Жаклин Монсиньи
Флорис
Книга 3
«Красавица из Луизианы»
КНИГИ ЖАКЛИН МОНСИНЬИ:
Зефирина. В 3-х книгах:
1. Божественная Зефирина
2. Княгиня Ренессанса
3. Кровавая Роза
Флорис. В 4-х книгах:
1. Флорис, любовь моя
2. Петербургский рыцарь
3. «Красавица из Луизианы»
4. Любовь на берегах Миссисипи
ЧАСТЬ ПЕРВАЯ
ВЕСНА БАТИСТИНЫ
1
«Ну наконец-то солнце!» — подумала Батистина, открыв глаза, и потянулась под одеялом всем телом, словно молодая лань. Последние дни бушевала буря, а вот ради дня ее помолвки разметало тучи. Счастливое предзнаменование!
Девушка спрыгнула на пол и поежилась, ощутив под ногами ледяной паркет. В небе ярко сияло солнце, но день опять обещал быть холодным — необычным для этой поры. Как поздно задержались холода в апреле 1745 года!
Батистина подышала на стекло и пальчиком вывела круг. Башни замка, построенного еще в эпоху Возрождения, и столетние пихты, несшие караул вокруг лужайки, были в инее. Батистина отошла от окна, небрежно заправив под ночной чепчик свои тяжелые золотистые волосы, вьющимися прядями спускавшиеся до талии. Она сунула ноги в расшитые шелковые туфельки без пяток и надела легкое утреннее платье из пестрой индийской ткани поверх белой полотняной ночной рубашки — такие носили воспитанницы пансиона благородных девиц при монастыре.
Быстро спустившись по лестнице, Батистина вошла в просторную кухню, где ее старая нянька Элиза, воспитавшая три поколения семейства графов де Вильнев-Карамей, держала совет с приходским церковным сторожем Блезуа и его достойной супругой, мадам Мартиной.
— Ох, Пресвятая Дева Мария, Святой Иосиф! И зачем ты спустилась?! Ты же замерзнешь, моя голубка! Простудиться в такой день! Этого еще не хватало! А что скажет твой суженый, когда увидит больную невесту? — заворковала Элиза, накидывая теплую шаль на плечи Батистины.
— Здравствуйте, доброе утро! Это так мило и любезно с вашей стороны, что вы пришли сегодня! — сказала девушка, усаживаясь за огромный деревянный стол.

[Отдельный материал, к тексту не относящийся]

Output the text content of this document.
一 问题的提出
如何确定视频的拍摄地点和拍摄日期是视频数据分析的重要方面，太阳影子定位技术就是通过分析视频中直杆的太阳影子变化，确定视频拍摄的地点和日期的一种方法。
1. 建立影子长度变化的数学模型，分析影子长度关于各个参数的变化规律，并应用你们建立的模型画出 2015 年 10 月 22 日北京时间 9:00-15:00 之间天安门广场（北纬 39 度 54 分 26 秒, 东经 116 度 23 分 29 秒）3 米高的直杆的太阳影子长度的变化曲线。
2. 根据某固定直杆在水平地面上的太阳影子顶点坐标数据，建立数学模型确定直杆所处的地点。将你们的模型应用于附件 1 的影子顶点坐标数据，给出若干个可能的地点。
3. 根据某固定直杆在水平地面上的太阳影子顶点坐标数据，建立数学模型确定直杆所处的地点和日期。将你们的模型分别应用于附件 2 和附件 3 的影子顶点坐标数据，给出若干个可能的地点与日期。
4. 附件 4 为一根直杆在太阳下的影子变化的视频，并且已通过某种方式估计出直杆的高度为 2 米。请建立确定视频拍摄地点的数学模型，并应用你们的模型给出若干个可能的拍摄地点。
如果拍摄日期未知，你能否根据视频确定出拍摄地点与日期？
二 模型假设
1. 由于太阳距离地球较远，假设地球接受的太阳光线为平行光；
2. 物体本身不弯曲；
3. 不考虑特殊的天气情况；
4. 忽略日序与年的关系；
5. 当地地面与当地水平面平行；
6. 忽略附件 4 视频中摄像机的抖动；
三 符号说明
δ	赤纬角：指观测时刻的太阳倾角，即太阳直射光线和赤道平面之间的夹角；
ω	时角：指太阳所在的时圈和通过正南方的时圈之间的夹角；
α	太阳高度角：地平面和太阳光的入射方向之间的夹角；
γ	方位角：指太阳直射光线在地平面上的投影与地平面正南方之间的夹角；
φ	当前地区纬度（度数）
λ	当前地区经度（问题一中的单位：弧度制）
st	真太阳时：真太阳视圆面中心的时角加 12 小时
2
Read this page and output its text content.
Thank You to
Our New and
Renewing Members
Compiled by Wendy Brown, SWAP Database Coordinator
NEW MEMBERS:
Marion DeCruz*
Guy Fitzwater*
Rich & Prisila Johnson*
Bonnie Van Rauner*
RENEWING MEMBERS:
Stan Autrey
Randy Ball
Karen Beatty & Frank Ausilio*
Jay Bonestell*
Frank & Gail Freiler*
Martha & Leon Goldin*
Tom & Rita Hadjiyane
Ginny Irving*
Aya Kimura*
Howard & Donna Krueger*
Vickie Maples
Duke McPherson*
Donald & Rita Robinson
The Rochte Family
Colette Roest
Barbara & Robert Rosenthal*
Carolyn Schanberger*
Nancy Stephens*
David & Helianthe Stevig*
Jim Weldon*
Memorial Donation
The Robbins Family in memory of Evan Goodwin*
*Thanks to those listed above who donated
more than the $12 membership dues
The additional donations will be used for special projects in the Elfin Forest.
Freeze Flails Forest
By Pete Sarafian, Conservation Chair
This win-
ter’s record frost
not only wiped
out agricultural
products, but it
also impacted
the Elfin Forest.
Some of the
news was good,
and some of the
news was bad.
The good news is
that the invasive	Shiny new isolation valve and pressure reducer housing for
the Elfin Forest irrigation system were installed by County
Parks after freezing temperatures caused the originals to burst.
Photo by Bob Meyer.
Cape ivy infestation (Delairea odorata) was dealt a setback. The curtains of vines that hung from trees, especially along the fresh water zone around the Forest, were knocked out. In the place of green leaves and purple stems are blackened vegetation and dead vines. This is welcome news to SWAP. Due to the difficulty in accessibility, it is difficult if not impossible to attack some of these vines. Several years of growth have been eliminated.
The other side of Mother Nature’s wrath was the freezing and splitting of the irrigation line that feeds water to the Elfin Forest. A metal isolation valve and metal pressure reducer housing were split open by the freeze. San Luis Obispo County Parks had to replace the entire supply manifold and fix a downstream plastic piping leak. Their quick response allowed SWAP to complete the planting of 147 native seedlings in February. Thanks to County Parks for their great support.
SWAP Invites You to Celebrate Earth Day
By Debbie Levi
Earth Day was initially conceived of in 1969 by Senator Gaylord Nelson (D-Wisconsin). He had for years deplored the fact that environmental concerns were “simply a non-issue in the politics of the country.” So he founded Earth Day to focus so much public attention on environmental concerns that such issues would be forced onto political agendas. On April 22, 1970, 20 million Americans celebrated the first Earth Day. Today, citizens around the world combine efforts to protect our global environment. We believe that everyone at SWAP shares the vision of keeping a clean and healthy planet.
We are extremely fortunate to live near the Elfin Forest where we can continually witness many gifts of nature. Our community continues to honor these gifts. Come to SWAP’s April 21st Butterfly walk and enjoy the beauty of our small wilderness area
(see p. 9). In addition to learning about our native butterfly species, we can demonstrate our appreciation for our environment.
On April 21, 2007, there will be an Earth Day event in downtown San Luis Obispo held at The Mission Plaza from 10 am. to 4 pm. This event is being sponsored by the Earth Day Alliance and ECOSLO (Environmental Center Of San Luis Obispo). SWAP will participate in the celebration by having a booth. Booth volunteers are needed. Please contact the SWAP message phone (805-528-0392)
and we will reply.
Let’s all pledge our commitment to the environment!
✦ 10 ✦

— Мы желаем вам большого счастья, мадемуазель Батистина, — хором ответили церковный сторож и его жена.
— Какое счастье, что вы у меня есть! Вы — моя настоящая семья! — улыбнулась Батистина.
— Вот, прими, мое сокровище. Горячий бульон. Выпей поскорей. А вы, двое, не отвлекайте ее разговорами, а то она заболтается и все остынет. — Элиза, ворча, протянула своей обожаемой подопечной серебряный бокал, над которым поднимался легкий пар и от которого исходил приятный запах свежесваренной дичи и душистых трав. — Потом поднимешься к себе и приведешь себя в порядок. Я приду причесать тебя и зашнуровать твой корсет. Ты должна быть готова через час. Господин Жеодар пришлет за нами карету к десяти. Он сам захотел устроить прием и взял на себя все хлопоты! И слава Богу, а не то я была бы в большом затруднении!
Будущий брак Батистины был в некотором роде делом рук старой нянюшки, и она буквально лопалась от гордости, торжествующе поглядывая на церковного сторожа и его жену.
Эти добрые и милые люди находились в услужении в замке Мортфонтен в ту пору, когда имя графов де Вильнев-Карамей было в зените блеска и славы. Но это время безвозвратно миновало. Умирая, графиня Максимильена оставила своим осиротевшим детям, а их было трое, десять тысяч ливров ренты, но деньги, к несчастью, постоянно обесценивались. Старшие, Адриан и Флорис, поступили на службу к королю и стали его секретными агентами. Пять лет назад они отправились с какой-то опасной таинственной миссией в далекую Россию и не вернулись.
Его величество Людовик XV сначала собственноручно написал письмо царице Елизавете, в котором он просил известить его о судьбе своих протеже, а затем организовал поиски пропавших, не имевшие, к сожалению, успеха. Официально было объявлено, что молодые люди умерли.
Ужасная новость дошла до Батистины, когда она содержалась в пансионе для благородных девиц при монастыре ордена Урсулинок. «Черный» мушкетер[1] принес ей печальное известие. Непоправимое горе свалилось на плечи шестнадцатилетней девушки. Она была безутешна, так как обожала братьев. Да, в шестнадцать лет она осталась одна-одинешенька на всем белом свете.
Королевское послание, доставленное немного погодя «серым» мушкетером, гласило, что его величество не забудет о сироте.